Clinical Implications and Management for Individuals with CFTR Pathogenic Variant c.1624G>T (p.G542*)
Individuals with the pathogenic variant c.1624G>T (p.G542) in the CFTR gene have cystic fibrosis and require comprehensive multidisciplinary care focused on pulmonary health, pancreatic function monitoring, and genetic counseling.*
Variant Classification and Significance
The c.1624G>T (p.G542*) variant is a well-established pathogenic variant in the CFTR gene that:
- Is included in the American College of Medical Genetics and Genomics (ACMG) recommended minimum variant set for CF carrier screening 1
- Creates a premature stop codon (nonsense mutation) resulting in a truncated, non-functional CFTR protein
- Is classified as a Class I mutation, which typically results in no functional CFTR protein production 2
- Has a higher frequency in Mexican and Spanish populations (7.2% and 8% of CF chromosomes, respectively) compared to the worldwide average (3.4%) 3
Clinical Manifestations and Phenotype
Patients with the G542* variant typically present with:
- Mild to moderate pulmonary disease 3
- Potential for hepatobiliary involvement (higher frequency observed in patients with liver manifestations) 3
- Classic CF manifestations including bronchiectasis, chronic respiratory infections, pancreatic insufficiency, and elevated sweat chloride levels
Management Recommendations
Pulmonary Care
- Regular pulmonary function testing
- Airway clearance techniques
- Aggressive treatment of respiratory infections
- CFTR modulator therapy evaluation (note: nonsense mutations like G542* typically do not respond to current CFTR modulators)

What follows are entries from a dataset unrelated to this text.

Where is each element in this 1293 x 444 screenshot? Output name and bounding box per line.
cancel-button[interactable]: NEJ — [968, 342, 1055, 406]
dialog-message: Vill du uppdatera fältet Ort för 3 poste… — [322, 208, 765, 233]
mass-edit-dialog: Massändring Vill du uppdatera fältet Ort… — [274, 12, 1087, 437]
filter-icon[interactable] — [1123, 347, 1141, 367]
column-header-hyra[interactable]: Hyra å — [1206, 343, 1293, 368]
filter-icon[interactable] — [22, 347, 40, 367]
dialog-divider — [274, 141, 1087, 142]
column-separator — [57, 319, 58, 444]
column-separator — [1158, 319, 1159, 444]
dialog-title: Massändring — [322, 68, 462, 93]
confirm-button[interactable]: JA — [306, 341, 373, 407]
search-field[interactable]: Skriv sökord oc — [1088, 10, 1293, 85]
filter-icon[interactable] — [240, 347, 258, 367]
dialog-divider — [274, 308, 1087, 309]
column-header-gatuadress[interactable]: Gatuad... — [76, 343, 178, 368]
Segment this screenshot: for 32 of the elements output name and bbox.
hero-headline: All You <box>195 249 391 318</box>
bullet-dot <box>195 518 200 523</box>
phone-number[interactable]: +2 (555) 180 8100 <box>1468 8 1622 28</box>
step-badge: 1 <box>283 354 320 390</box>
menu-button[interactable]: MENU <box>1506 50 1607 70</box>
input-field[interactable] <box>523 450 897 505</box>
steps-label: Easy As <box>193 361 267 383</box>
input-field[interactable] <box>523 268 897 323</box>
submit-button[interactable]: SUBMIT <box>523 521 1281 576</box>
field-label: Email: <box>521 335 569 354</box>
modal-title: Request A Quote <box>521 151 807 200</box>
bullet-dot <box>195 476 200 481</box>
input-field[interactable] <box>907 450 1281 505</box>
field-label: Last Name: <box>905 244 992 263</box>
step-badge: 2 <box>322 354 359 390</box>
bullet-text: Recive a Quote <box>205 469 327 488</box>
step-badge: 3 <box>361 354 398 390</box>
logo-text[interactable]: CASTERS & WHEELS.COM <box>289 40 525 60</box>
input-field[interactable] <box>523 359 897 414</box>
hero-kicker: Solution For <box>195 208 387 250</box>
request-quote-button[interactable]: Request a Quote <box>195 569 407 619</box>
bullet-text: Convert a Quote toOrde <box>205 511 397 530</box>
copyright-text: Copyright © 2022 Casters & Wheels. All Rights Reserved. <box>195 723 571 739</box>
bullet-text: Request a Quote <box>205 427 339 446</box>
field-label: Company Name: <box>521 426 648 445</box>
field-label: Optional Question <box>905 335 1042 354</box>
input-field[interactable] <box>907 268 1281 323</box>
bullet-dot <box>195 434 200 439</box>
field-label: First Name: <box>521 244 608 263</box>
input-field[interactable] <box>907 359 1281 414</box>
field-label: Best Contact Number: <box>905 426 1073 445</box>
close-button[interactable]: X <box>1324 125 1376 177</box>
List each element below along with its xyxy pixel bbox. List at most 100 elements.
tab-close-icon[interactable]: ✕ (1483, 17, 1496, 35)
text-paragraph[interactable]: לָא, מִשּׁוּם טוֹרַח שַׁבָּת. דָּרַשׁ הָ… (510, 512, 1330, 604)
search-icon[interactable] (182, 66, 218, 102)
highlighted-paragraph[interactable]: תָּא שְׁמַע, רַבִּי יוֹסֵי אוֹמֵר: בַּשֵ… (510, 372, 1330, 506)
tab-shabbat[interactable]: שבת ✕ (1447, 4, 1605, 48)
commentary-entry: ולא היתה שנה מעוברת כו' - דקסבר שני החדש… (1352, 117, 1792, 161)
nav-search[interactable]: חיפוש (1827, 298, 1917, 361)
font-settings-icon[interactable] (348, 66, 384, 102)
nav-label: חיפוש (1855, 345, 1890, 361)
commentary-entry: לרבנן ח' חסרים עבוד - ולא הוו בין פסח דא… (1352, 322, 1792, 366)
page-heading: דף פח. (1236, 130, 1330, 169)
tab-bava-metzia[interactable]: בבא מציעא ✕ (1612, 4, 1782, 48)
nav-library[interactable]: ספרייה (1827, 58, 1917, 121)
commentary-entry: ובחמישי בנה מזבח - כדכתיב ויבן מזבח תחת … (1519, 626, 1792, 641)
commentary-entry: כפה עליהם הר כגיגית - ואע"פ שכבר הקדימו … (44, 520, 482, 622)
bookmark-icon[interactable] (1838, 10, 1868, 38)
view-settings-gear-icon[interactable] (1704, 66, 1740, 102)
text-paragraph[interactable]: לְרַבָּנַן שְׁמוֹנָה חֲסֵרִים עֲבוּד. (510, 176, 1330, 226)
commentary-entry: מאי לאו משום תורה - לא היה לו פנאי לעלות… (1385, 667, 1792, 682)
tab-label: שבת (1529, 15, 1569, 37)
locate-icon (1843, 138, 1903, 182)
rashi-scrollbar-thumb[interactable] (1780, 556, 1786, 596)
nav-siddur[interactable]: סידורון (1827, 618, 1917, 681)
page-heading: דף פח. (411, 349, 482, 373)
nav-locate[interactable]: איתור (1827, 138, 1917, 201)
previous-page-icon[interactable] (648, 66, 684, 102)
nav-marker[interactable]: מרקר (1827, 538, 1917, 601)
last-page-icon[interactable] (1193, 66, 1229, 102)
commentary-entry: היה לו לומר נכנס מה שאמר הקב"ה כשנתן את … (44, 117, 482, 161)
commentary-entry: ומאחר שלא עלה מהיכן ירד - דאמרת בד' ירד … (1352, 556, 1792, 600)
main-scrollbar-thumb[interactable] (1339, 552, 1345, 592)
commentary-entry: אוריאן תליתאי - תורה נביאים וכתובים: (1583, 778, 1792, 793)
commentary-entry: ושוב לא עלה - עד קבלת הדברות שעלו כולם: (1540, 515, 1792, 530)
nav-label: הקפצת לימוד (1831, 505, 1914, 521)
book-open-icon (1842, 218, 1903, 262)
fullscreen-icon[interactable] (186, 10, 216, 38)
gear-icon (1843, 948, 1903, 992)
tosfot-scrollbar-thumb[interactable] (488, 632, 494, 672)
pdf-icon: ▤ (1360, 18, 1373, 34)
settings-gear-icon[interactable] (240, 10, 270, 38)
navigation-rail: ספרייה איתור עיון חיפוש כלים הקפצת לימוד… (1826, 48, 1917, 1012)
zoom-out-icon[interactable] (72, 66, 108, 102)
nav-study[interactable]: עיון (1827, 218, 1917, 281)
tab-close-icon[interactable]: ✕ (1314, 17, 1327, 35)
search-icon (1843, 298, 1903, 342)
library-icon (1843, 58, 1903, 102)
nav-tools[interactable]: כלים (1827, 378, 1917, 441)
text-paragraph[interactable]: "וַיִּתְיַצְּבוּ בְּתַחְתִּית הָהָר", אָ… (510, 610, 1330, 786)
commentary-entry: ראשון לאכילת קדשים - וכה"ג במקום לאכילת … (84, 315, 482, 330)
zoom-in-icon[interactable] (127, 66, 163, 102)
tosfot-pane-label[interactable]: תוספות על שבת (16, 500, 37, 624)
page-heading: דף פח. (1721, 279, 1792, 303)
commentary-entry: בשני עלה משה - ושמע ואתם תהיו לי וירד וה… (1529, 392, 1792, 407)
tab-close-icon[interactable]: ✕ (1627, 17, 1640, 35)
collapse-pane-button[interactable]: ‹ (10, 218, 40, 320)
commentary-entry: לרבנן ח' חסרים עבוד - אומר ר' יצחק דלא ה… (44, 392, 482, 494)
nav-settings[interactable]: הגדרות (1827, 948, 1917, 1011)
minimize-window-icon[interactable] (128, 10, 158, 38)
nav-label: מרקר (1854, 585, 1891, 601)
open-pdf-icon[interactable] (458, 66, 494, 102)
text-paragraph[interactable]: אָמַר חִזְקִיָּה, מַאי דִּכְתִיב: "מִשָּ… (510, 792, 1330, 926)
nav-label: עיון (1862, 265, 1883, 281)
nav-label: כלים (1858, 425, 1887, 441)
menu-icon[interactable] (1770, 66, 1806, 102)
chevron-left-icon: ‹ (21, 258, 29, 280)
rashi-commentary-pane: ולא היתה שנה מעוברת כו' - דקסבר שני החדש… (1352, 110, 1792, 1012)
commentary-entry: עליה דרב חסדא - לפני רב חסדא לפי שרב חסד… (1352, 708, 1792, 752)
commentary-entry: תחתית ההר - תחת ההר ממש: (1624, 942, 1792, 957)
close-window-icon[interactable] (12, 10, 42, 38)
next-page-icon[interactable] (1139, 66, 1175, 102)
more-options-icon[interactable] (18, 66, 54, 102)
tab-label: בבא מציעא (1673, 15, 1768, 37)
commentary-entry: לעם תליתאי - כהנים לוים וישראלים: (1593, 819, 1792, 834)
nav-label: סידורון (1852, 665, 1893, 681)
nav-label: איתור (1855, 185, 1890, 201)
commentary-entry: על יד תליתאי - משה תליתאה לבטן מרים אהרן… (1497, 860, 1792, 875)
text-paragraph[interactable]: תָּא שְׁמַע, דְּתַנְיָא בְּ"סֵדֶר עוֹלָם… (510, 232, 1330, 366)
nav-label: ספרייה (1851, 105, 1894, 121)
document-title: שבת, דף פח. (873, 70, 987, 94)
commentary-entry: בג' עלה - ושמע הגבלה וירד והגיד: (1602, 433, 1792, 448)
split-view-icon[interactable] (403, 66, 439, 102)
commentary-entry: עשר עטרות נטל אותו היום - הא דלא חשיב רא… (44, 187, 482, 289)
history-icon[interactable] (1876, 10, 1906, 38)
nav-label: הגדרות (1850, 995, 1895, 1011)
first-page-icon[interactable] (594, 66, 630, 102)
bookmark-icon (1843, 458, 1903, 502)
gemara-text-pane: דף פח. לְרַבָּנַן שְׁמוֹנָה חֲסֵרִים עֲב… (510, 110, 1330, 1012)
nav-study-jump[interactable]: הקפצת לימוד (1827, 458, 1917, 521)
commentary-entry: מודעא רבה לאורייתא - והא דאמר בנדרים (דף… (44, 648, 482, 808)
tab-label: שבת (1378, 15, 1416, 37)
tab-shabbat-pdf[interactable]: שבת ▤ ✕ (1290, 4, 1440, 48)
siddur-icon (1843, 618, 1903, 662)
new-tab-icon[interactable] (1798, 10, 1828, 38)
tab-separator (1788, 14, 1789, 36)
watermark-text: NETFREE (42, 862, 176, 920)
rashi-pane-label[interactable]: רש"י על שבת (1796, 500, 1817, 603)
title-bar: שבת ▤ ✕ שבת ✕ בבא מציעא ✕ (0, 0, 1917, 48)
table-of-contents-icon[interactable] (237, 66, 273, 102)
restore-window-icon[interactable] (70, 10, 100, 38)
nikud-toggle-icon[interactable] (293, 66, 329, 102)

Gastrointestinal Management
- Pancreatic enzyme replacement therapy if pancreatic insufficient
- Nutritional support and monitoring
- Regular liver function assessment due to increased risk of hepatobiliary involvement with this variant
Genetic Counseling
- Genetic counseling should be provided at the time of diagnosis, during adolescence, and at family planning stages 1
- Discussion of autosomal recessive inheritance pattern
- Carrier testing for family members
- Reproductive options including preimplantation genetic diagnosis
Family Implications
- Carrier testing for siblings and other at-risk relatives
- Assistance with disseminating information to relatives 1
- Discussion of reproductive risks and options for family members
Surveillance Recommendations
- Regular pulmonary function testing (every 3-6 months)
- Annual influenza vaccination
- Annual liver function tests
- Regular nutritional assessments
- Monitoring for CF-related diabetes
- Bone density screening in adults
Important Considerations
Variant Interpretation: While c.1624G>T (p.G542*) is a well-established pathogenic variant, it's important to recognize that variant classifications can change over time as new evidence emerges 4. Periodic reassessment of variant significance may be warranted.
Comprehensive Testing: When genetic testing is performed, it's important to ensure that appropriate testing methodology is used, as tumor genomic sequencing alone may miss clinically significant germline variants 5.
Psychosocial Support: Evaluation of psychological and emotional support needs for patients and their caregivers is essential, with processes for referring to support services in place 1.
Follow-up Genetic Counseling: Patients should revisit genetic counseling in mid to late teenage years and again at times of family planning to ensure understanding of their diagnosis, management recommendations, and reproductive risks 1.
By following these recommendations, patients with the CFTR c.1624G>T (p.G542*) pathogenic variant can receive appropriate care to manage their condition and make informed decisions about their health and family planning.